Hey Poppy forumers,
Here I want to introduce an experiment we are thinking about with @Matthieu and @Pierre since a few months, involving Poppy in a musical setup. In a few words, the idea is to let Poppy interact with a musical instrument (being an electronic and/or a physical one) in order to, e.g.:
- trying to reproduce a given musical sequence
- actively exploring and learning the relationship between the robot movements and their musical consequences using artificial curiosity,
- collaborating with a human to produce a musical composition
- or simply record a fun video
The aim of this post is to group ideas from the community on this topic. What kind of musical setup involving Poppy would be interesting in your opinion ? Using what kind of instrument ? How the collaboration with a human could be managed? Are you aware of related realizations? etc …
Your ideas will be greatly appreciated, thanks!
Below I describe some preliminary experiments we realized, as well as various reflections (probably too much, don’t hesitate to skip if it is boring or to ask precision if you feel it is interesting but not clear).
This is inspired by an experiment realized during the Etres et numérique artist residency which took place in Bordeaux in last February. The movements of the robot were tracked using a Kinect sensor and send to an electronic musical setup to modulate sound by, e.g., shifting frequencies or triggering note sequences.
In a first version of the experiment, the robot movement were choreographed. The result was very satisfying from an artistic point of view (at least: in my opinion), see the video in the post link above.
It was however a bit of shame that Poppy simply used choreographed movements on this setup because one of the main topic we are working on at the Flowers lab is autonomous exploration. This is why three members of the team, @Steve, @omangin and myself went to the artist residency in order to implement an artificial curiosity algorithm on this setup, similar to the one implemented in the Explauto library. The idea was that Poppy actively chooses its own body movements in a way where it can learn as much as possible about the relationship between these movements and the produced sounds. We actually did it but we lacked time in order to analyse the results in detail and even to record a video (Jean-Marc Weber, the electronic composer who designed the musical part, was unfortunately leaving Bordeaux). This is perhaps why we now feel a bit frustrated and want to do more experiments with Poppy and music.

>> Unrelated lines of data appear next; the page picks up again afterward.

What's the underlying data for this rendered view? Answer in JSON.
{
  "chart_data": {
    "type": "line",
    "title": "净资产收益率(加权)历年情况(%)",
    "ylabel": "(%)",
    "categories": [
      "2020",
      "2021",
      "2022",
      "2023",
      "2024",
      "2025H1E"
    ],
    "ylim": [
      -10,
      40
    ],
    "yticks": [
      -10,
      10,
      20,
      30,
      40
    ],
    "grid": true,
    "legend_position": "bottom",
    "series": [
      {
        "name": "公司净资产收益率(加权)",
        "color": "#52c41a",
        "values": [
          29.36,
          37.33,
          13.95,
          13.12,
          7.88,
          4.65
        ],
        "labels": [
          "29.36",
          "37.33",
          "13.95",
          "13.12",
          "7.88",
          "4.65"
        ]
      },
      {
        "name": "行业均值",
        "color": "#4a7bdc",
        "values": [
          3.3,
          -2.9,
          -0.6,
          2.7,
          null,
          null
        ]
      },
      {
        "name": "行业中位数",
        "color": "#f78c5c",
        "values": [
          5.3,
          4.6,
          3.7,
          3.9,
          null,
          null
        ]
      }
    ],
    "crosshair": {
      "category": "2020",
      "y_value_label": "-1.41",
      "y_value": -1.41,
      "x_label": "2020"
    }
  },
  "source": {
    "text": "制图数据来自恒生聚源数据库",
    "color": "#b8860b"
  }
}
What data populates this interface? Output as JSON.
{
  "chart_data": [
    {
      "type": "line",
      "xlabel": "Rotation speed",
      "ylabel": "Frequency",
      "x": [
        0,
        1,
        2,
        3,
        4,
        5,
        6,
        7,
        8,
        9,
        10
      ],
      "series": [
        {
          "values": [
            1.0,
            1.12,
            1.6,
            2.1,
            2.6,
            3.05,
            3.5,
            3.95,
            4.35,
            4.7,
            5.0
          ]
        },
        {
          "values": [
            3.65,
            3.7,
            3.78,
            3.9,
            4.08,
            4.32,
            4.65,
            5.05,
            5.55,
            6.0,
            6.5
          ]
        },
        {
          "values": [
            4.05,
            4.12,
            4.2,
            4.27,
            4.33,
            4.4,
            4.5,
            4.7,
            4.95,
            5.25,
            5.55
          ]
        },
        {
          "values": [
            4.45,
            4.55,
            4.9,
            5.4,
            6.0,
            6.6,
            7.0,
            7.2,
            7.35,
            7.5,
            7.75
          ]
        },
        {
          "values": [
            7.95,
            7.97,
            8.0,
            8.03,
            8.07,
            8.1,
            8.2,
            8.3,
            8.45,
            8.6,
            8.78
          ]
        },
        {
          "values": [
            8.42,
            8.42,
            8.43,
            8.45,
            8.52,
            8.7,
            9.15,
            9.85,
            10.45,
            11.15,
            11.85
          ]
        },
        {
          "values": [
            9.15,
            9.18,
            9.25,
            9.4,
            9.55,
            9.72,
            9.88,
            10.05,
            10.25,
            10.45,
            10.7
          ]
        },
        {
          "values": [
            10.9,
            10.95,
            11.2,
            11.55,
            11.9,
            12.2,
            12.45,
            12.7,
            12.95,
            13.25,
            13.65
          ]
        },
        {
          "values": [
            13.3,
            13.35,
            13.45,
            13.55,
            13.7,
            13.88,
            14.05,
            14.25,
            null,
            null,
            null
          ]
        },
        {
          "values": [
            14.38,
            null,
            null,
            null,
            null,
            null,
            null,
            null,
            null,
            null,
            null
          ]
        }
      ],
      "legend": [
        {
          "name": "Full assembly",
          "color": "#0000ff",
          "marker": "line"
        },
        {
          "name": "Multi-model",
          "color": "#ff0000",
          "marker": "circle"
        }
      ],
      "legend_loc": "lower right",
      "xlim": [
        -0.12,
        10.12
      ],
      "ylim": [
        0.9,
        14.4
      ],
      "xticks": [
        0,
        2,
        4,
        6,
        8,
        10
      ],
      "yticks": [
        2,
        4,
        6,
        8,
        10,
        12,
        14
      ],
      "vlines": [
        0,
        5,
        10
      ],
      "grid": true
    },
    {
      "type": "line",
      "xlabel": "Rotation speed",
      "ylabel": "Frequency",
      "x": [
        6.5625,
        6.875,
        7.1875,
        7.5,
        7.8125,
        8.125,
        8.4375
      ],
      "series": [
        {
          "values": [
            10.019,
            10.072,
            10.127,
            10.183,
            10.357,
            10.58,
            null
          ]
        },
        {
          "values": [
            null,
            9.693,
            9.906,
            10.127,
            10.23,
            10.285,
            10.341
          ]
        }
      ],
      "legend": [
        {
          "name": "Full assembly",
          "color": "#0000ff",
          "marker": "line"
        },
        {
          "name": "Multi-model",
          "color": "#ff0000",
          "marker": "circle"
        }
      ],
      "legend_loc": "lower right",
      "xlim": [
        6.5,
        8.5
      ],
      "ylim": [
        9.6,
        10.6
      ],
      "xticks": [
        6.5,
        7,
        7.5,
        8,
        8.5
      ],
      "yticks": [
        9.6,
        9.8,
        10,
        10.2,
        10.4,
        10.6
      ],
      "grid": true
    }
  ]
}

The experiment described above stimulated us a lot and we are now very interested to develop the use of Poppy in musical setups. For example, @Pierre and I have recently realized an experiment where Poppy was trying to reproduce a given rhythm on a percussion (using the simulated environment Poppy-vrep). We will probably publish the associated code soon and post a video on this topic.
A first interesting scientific question comes with this simple experiment. Whereas reproducing a given rhythm using a music sequencer is trivial, the problem is much more complicated using a robot. With a sequencer, one just has to set to “on” the appropriate beats (try by yourself), whereas with a robot one has to find the appropriate movement of the body which, by interacting with the instrument, will reproduce the rhythm. A first question would be: does the rhythm reproduced by the robot sounds more “natural” (or “human-produced”) than the one reproduced by a sequencer (which is “perfectly timed”)? If yes, is it because the robot morphology is human-like?. This has something to do with the ideas behind this topic.
I am convinced that applying such ideas from Developmental Robotics on setups involving robots, music and humans is very interesting both from the scientific and the artistic point of view. This is inspired by a number of reflections:
- Although curiosity and creativity are two closely related concepts, the application of Developmental Robotics principles to research on creative interfaces is perhaps under-developed. Rob Saunders work may be of interest here. However many other concepts from Developmental Robotics could also be applied to creative setups, e.g. the role of social guidance and morphological computation in the emergence of complex sensorimotor behaviors (morphological computation is the idea that many complex behaviors could simply be derived from an appropriate body structure, independently of complicated cognitive processes, as e.g. in passive walking robots).
- Robotic art is an emerging application with huge potential, as indicated by the success of recent demonstrations in the field (see e.g. the Ergo-Robots exhibition by the Flowers group in collaboration with David Lynch) ; or on the non-academic side the Squarepusher robot band. At the same time, lessons can be learned from recent projects to reduce costs and accelerate design time, through the use of easy-to-reconfigure and affordable 3D-printed robots (namely: the Poppy project).
- Novel interactive interfaces could improve creativity and scenic performances in digital art, especially for electronic music composition and performance, where many artists use the same software (mainly Ableton Live) and/or hardware (turntables or a synthesizer/sampler/sequencer setup), while displaying rather poor scenic performances (tool manipulation is generally obscured from the spectator). Here again there is an emerging field to develop, see e.g. the use of a robotic arm in electronic music composition using principles of Robot Programming by Demonstration and human-robot musical collaboration using the ReacTable ; or on the non-academic side, Onyx Ashanti’s setup.